Scientology tests’ purpose and validity are questioned

The Buffalo News, USA
Feb. 2, 2005
Mark Sommer
www.buffalonews.com

ReligionNewsBlog.com • Thursday February 3, 2005

Personality, stress and IQ tests are recruitment tools for the Church of Scientology.

Stop at a kiosk in the mall, or flip through a publication, and you might run across a free “personality test.”

The test has long been a main recruitment tool for the Church of Scientology.

Consumer Alert: Scientology’s ‘Personality Test’

What you should know about the so-called Oxford Capacity Analysis

The test – called the Oxford Capacity Analysis, although it isn’t connected to Oxford University – leads test-takers to gains in self-improvement, said Teresa Reger, president of the Buffalo church.

But others disagree.

Anne-Marie Dunning is a former staff member who evaluated test results before leaving the church in May 2003.

“The tests are basically manipulated so there is something wrong,” Dunning said. “You’re telling (the test-taker) everything that’s wrong with them.
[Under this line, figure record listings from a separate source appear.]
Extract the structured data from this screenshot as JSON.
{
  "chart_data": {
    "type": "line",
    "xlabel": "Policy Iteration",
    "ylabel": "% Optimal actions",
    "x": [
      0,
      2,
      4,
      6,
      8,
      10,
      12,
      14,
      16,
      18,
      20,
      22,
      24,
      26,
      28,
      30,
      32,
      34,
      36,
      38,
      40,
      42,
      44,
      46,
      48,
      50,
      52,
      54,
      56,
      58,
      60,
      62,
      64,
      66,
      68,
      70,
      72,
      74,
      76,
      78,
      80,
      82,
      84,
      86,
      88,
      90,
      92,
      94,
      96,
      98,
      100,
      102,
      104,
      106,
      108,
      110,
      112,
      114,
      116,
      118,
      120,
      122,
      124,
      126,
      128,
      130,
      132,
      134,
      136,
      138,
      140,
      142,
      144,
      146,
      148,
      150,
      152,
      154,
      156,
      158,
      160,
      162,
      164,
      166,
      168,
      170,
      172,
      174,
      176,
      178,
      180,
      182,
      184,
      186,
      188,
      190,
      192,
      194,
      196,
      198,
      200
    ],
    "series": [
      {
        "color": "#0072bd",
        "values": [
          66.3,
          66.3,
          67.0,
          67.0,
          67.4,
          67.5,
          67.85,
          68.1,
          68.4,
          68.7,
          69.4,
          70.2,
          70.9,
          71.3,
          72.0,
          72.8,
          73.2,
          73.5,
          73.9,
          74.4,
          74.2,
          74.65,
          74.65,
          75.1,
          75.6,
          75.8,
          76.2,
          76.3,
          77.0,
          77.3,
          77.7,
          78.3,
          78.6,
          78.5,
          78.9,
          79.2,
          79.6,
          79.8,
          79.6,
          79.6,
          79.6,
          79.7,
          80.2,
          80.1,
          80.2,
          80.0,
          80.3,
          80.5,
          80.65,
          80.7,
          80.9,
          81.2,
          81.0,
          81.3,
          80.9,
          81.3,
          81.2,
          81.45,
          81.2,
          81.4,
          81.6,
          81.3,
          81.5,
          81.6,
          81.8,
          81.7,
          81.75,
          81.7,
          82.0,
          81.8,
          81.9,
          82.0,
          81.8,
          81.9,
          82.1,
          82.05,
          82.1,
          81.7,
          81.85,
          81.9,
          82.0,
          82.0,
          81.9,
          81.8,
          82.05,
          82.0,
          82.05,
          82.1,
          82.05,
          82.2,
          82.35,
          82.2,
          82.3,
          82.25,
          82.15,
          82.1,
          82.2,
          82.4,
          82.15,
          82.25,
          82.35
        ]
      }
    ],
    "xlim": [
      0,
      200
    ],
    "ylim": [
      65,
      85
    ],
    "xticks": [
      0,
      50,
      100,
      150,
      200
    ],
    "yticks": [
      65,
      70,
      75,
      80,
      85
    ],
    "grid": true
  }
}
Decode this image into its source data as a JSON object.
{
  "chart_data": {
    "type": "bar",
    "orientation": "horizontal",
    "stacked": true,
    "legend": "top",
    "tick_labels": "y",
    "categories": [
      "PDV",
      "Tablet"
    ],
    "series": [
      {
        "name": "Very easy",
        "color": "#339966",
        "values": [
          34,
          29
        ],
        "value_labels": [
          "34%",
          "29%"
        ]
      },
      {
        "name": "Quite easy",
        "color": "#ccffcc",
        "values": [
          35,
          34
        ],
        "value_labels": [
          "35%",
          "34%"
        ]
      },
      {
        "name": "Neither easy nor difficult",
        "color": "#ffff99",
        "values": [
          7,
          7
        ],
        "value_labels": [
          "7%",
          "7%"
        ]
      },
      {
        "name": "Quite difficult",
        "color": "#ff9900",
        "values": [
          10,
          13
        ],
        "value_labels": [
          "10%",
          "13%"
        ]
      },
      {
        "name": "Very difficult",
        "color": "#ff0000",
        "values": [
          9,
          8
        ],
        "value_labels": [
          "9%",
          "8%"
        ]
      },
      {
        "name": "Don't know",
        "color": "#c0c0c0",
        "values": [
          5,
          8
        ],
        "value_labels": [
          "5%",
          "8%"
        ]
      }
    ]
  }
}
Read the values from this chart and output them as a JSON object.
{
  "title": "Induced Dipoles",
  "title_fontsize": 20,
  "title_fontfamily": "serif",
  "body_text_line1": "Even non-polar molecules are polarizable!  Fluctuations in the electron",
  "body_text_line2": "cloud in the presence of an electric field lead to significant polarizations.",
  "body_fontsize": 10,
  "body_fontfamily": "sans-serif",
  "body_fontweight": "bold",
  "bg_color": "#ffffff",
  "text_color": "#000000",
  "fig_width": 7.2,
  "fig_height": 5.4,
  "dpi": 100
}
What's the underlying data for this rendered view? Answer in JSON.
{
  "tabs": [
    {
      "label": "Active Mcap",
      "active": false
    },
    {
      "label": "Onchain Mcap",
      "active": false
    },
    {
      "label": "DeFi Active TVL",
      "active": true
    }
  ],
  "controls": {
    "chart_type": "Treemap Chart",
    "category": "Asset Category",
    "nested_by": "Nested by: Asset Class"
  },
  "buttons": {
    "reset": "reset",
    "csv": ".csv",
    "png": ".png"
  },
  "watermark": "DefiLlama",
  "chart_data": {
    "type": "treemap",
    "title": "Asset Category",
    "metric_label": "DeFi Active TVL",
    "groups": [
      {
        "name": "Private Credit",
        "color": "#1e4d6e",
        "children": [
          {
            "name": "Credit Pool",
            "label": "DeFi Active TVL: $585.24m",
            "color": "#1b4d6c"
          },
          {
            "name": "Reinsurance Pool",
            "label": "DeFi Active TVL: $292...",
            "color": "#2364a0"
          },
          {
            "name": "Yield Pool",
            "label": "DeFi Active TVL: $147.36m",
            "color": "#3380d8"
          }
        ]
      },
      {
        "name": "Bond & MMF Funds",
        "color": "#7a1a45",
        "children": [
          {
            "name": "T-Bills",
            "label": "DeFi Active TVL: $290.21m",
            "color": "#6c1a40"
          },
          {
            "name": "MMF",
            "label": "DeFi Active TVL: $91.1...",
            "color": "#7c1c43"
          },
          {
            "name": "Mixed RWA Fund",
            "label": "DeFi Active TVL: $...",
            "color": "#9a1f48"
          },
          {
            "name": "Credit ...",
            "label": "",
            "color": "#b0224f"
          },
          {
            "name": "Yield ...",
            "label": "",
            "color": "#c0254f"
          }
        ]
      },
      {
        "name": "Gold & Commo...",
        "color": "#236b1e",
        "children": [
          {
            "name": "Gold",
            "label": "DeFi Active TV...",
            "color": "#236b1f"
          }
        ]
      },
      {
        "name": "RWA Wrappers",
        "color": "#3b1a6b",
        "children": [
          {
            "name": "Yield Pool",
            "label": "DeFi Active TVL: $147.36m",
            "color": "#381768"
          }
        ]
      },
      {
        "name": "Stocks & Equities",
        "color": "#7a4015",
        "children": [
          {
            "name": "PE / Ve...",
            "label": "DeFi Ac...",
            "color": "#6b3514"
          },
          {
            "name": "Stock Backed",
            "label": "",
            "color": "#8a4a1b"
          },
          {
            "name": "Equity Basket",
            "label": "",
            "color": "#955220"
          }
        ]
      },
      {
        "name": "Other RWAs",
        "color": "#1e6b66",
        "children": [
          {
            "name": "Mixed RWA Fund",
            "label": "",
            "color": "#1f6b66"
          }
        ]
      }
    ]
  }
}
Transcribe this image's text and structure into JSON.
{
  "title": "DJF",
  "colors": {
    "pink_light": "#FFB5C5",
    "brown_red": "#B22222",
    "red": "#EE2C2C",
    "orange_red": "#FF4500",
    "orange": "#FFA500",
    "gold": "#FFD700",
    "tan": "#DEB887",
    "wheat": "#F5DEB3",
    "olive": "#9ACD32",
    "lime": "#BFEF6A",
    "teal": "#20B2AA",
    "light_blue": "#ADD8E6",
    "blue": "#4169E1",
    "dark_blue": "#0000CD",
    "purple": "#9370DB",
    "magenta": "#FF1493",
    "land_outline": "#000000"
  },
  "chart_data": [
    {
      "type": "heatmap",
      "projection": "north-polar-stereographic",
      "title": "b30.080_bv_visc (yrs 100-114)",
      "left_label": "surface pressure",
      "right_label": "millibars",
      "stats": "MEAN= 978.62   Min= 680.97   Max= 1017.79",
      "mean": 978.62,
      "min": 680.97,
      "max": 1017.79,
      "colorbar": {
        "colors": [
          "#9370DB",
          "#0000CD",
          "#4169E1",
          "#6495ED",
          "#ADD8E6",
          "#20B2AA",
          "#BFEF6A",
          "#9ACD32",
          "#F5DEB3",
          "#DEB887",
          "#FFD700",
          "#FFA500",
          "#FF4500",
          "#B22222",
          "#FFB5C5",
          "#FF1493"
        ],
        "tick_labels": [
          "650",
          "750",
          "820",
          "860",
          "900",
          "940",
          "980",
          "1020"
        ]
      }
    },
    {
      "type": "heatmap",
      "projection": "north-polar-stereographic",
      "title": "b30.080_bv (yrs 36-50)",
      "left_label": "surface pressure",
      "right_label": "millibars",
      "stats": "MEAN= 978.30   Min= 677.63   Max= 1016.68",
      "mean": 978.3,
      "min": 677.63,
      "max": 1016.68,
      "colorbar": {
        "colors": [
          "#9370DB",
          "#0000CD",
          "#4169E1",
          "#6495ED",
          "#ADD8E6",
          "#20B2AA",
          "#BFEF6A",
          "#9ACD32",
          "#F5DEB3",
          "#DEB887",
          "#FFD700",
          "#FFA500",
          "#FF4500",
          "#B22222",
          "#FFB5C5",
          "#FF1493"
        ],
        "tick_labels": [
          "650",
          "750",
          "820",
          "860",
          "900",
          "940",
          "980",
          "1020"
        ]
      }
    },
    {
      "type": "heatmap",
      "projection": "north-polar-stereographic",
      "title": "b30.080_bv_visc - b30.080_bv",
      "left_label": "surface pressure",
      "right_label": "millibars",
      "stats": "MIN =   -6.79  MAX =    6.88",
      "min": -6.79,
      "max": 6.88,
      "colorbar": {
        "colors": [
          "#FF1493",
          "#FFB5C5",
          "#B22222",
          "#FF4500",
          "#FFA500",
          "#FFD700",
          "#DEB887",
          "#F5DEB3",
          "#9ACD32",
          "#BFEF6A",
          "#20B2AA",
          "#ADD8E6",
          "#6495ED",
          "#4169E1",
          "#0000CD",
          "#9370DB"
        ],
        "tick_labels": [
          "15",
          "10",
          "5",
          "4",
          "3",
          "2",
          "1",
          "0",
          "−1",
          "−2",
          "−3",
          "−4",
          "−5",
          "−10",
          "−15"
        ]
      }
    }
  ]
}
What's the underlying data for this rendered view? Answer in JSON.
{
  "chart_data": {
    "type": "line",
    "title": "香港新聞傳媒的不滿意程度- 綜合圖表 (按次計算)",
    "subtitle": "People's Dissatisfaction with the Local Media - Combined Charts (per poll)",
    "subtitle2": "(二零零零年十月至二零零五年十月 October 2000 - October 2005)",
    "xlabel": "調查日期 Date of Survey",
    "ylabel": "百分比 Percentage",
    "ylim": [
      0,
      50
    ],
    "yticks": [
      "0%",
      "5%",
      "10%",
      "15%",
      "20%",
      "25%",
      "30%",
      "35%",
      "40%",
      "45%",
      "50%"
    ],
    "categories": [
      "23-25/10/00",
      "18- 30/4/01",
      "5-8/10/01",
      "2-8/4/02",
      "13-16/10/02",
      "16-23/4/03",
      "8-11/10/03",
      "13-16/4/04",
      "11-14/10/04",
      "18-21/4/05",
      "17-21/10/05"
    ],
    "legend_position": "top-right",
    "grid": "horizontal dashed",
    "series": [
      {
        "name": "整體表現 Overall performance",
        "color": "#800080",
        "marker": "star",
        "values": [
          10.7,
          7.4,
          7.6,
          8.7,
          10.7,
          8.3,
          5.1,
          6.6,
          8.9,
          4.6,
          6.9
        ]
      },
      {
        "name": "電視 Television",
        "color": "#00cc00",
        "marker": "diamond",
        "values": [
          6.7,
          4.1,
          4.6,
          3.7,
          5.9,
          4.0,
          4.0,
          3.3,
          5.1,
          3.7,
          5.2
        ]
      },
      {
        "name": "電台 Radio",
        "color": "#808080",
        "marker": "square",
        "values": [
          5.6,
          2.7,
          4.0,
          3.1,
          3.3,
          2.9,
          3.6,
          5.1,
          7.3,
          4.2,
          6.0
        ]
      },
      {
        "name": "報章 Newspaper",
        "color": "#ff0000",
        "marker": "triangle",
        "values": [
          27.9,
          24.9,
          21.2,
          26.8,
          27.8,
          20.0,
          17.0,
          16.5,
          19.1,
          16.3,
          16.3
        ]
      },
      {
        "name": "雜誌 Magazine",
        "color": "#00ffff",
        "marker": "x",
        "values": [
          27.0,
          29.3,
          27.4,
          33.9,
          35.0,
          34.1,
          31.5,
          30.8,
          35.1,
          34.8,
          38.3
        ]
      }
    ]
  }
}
Most of the time, it’s what’s wrong with everybody.”

The test – as well as ones for stress and IQ – is a sales device to rope people into buying the church’s expensive courses and materials, she said.

Neither Reger nor a church Web site could provide information that substantiated the use of its test.

Robert Spies, associate director of Buros Institute of Mental Measurements in Lincoln, Neb., which produces the “Mental Measurements Yearbook” – the industry bible for psychological tests – cast doubt on tests in which organizations, such as the Church of Scientology, don’t reveal testing methods.

“Any group should include information that substantiates the use of its test,” Spies said. “If they can’t, then it doesn’t meet the standards for educational and psychological tests.”

Scientology’s innocuous-looking tests have a particular appeal to young people, critics warn.

Last summer at the Erie County Fair, two teenagers wandered into the church’s tent to take a free stress test.

The teens, Dorothy McLoughlin of Hamburg and Andrew Beebe of West Seneca, used an “E-Meter” – tin cans connected to a battery-powered galvonometer and needle dial. The device sent a small current of electricity through their bodies as personal details were discussed.

“I thought it was pretty accurate,” said McLoughlin, 16. “There are a couple of things that are stress factors for me, and the needle was way over, out of sight.”